In true reflection of state of financial affairs of the NOC, the commercial banks and other financial institutions have refrained from providing loan. Even as the NOC knocked the doors of every bank as well as Rastriya Beema Sansthan, it was unable to obtain loan.
In the eleventh hour, on September 30, the Ministry of Finance came to its rescue by providing a loan of Rs 1 billion in minimum interest. “We had no option other than to give loan to NOC,” said an official at the Ministry.
The NOC needs to make the payment to IOC every 15 days. And it is already worrying how it would raise enough money to pay to IOC after next two weeks. Experts have said that the failure to adjust the domestic price of petroleum products with its international price was causing the NOC to bleed. The price of per barrel of crude oil has rocketed to US$ 68 and is still feared to rise further given the destructive Hurricane Katrina and Hurricane Rita, which recently hit the US Gulf coast and affected its refineries there.
In the last one year, NOC has been living on borrowed time – surviving by taking loans from left and right. Its accumulated loans have exceeded Rs 4 billion. It needs to cough up Rs 900,000 every day just to service the interests. Every month it is taking Rs 1.5 billion loan to pay backlogs. It has fixed assets of Rs 500 million and the value of its oil stocks is Rs 1.5 billion.
“The government is in a tight-spot and will be compelled to take an important decision sooner than later. It just cannot wait and watch because the issue of oil is very critical,” said an economist. Perhaps the government is fearing to take an unpopular decision especially during a fluid political situation. But it has no other option. Some experts advise the government to just forego the revenue it generates from import taxes on oil – which amounts to over Rs 6 billion annually. But that could be detrimental to government’s revenue mobilization target particularly when it is fast losing foreign aid and support. “The government would not easily decide to forego such a huge amount of resources,” the economist added.
Meanwhile, the government recently invited the international auditing company – PriceWaterHouseCoopers – to conduct its financial study. It is studying the financial, technical and organizational structure of the NOC. The study is being conducted to find out about the frequent public grievances regarding the lack of transparency in the operation of NOC.
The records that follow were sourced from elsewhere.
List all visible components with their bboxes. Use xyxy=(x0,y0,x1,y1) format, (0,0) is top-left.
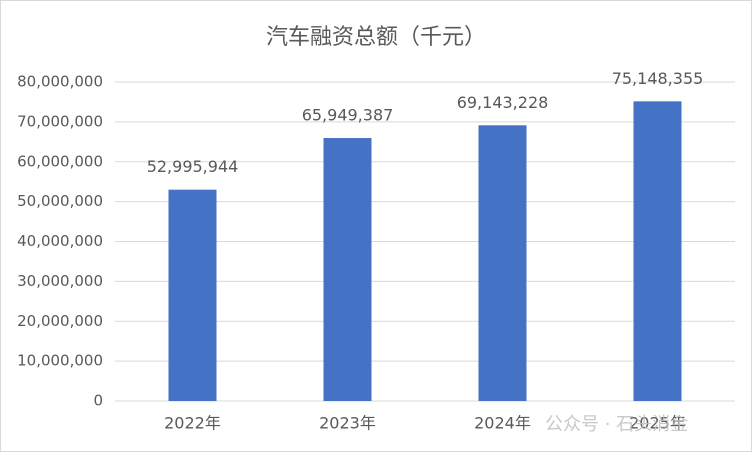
y-tick-label: 10,000,000 xyxy=(17,352,103,370)
x-tick-label: 2025年 xyxy=(629,414,686,433)
bar xyxy=(478,125,527,401)
bar xyxy=(168,189,217,401)
y-tick-label: 60,000,000 xyxy=(17,152,103,170)
y-tick-label: 20,000,000 xyxy=(17,312,103,330)
x-tick-label: 2023年 xyxy=(319,414,376,433)
watermark: 公众号 · 石头消金 xyxy=(545,414,688,435)
chart-title: 汽车融资总额（千元） xyxy=(266,25,486,50)
y-tick-label: 30,000,000 xyxy=(17,272,103,290)
y-tick-label: 40,000,000 xyxy=(17,232,103,250)
bar xyxy=(323,138,372,401)
data-label: 69,143,228 xyxy=(457,93,549,112)
data-label: 52,995,944 xyxy=(147,157,239,176)
data-label: 65,949,387 xyxy=(302,106,394,125)
y-tick-label: 80,000,000 xyxy=(17,73,103,91)
y-tick-label: 50,000,000 xyxy=(17,192,103,210)
x-tick-label: 2024年 xyxy=(474,414,531,433)
bar xyxy=(633,101,682,401)
x-tick-label: 2022年 xyxy=(164,414,221,433)
data-label: 75,148,355 xyxy=(612,69,704,88)
y-tick-label: 0 xyxy=(93,392,103,410)
y-tick-label: 70,000,000 xyxy=(17,112,103,130)
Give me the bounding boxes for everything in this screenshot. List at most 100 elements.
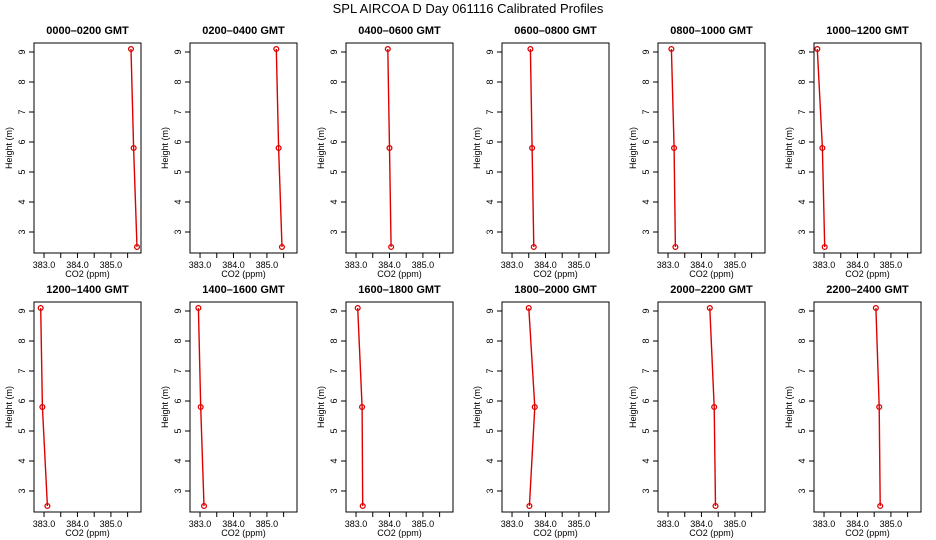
profile-line [40, 307, 49, 507]
y-axis-label: Height (m) [316, 386, 326, 428]
x-tick-label: 384.0 [534, 519, 557, 529]
panel-title: 0800–1000 GMT [670, 25, 753, 37]
y-tick-label: 9 [485, 49, 495, 54]
y-tick-label: 9 [797, 49, 807, 54]
plot-frame [657, 42, 766, 254]
x-tick-label: 384.0 [378, 260, 401, 270]
x-tick-label: 383.0 [345, 260, 368, 270]
y-tick-label: 3 [797, 488, 807, 493]
y-axis-label: Height (m) [160, 386, 170, 428]
data-point [130, 144, 137, 152]
y-tick-label: 5 [797, 169, 807, 174]
x-tick-label: 384.0 [66, 519, 89, 529]
y-tick-label: 8 [17, 338, 27, 343]
y-tick-label: 9 [797, 308, 807, 313]
y-tick-label: 9 [641, 49, 651, 54]
data-point [275, 144, 282, 152]
data-point [354, 304, 361, 312]
x-tick-label: 383.0 [657, 260, 680, 270]
x-axis-label: CO2 (ppm) [845, 269, 890, 279]
x-axis-label: CO2 (ppm) [65, 528, 110, 538]
y-tick-label: 8 [17, 79, 27, 84]
x-axis-label: CO2 (ppm) [221, 269, 266, 279]
y-tick-label: 6 [329, 139, 339, 144]
y-tick-label: 8 [641, 338, 651, 343]
y-tick-label: 9 [17, 49, 27, 54]
data-point [821, 243, 828, 251]
y-tick-label: 4 [329, 458, 339, 463]
y-tick-label: 7 [641, 368, 651, 373]
data-point [531, 403, 538, 411]
y-tick-label: 6 [641, 139, 651, 144]
y-tick-label: 7 [17, 368, 27, 373]
y-tick-label: 7 [797, 109, 807, 114]
y-tick-label: 7 [485, 109, 495, 114]
y-tick-label: 4 [173, 199, 183, 204]
y-axis-label: Height (m) [4, 386, 14, 428]
y-axis-label: Height (m) [316, 127, 326, 169]
x-tick-label: 385.0 [568, 519, 591, 529]
y-tick-label: 8 [329, 79, 339, 84]
y-tick-label: 4 [641, 458, 651, 463]
data-point [44, 502, 51, 510]
data-point [530, 243, 537, 251]
y-tick-label: 6 [17, 398, 27, 403]
plot-frame [501, 42, 610, 254]
panel-title: 2200–2400 GMT [826, 284, 909, 296]
data-point [197, 403, 204, 411]
y-tick-label: 6 [173, 398, 183, 403]
plot-frame [189, 42, 298, 254]
profile-line [275, 48, 283, 248]
x-axis-label: CO2 (ppm) [533, 528, 578, 538]
y-tick-label: 9 [173, 49, 183, 54]
x-tick-label: 383.0 [813, 519, 836, 529]
y-tick-label: 5 [329, 169, 339, 174]
y-tick-label: 5 [17, 169, 27, 174]
panel-title: 1400–1600 GMT [202, 284, 285, 296]
y-tick-label: 3 [173, 229, 183, 234]
y-tick-label: 7 [641, 109, 651, 114]
data-point [668, 45, 675, 53]
y-tick-label: 8 [173, 79, 183, 84]
y-tick-label: 4 [173, 458, 183, 463]
y-tick-label: 5 [17, 428, 27, 433]
plot-frame [813, 42, 922, 254]
x-tick-label: 383.0 [33, 519, 56, 529]
y-tick-label: 4 [797, 199, 807, 204]
y-axis-label: Height (m) [784, 386, 794, 428]
profile-line [529, 48, 535, 248]
profile-line [528, 307, 536, 507]
y-tick-label: 5 [329, 428, 339, 433]
panel-title: 0200–0400 GMT [202, 25, 285, 37]
panel-title: 0000–0200 GMT [46, 25, 129, 37]
x-tick-label: 384.0 [690, 519, 713, 529]
data-point [273, 45, 280, 53]
x-axis-label: CO2 (ppm) [533, 269, 578, 279]
y-axis-label: Height (m) [472, 127, 482, 169]
profile-line [709, 307, 717, 507]
profile-line [387, 48, 392, 248]
data-point [877, 502, 884, 510]
panel-title: 2000–2200 GMT [670, 284, 753, 296]
data-point [712, 502, 719, 510]
x-tick-label: 385.0 [724, 519, 747, 529]
y-tick-label: 7 [485, 368, 495, 373]
x-tick-label: 385.0 [100, 260, 123, 270]
plot-frame [345, 301, 454, 513]
x-tick-label: 384.0 [846, 260, 869, 270]
y-tick-label: 5 [173, 169, 183, 174]
profile-line [816, 48, 826, 248]
data-point [127, 45, 135, 53]
data-point [670, 144, 678, 152]
profile-line [875, 307, 881, 507]
x-tick-label: 384.0 [222, 260, 245, 270]
data-point [37, 304, 44, 312]
profile-line [357, 307, 364, 507]
chart-title: SPL AIRCOA D Day 061116 Calibrated Profi… [333, 1, 604, 16]
y-tick-label: 3 [173, 488, 183, 493]
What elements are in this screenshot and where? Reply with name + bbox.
The company would submit its report within three months to the government along with recommendations. The company would undertake detailed study on eight different subjects related to NOC. It would study the operational status of all branches of NOC; expenditure and structure; and identify ways for expenditure control.
Likewise, the study would also identify reasons for functional weaknesses and advise areas that need reform. The study would further assess the current financial situation of the NOC. Furthermore, the study would analyze the processes of purchase (of oil), distribution cost and price-fixing mechanism.
As the NOC continues to bleed, the whole economy is facing uncertainty as the changes in the oil market could affect almost all aspects of economy.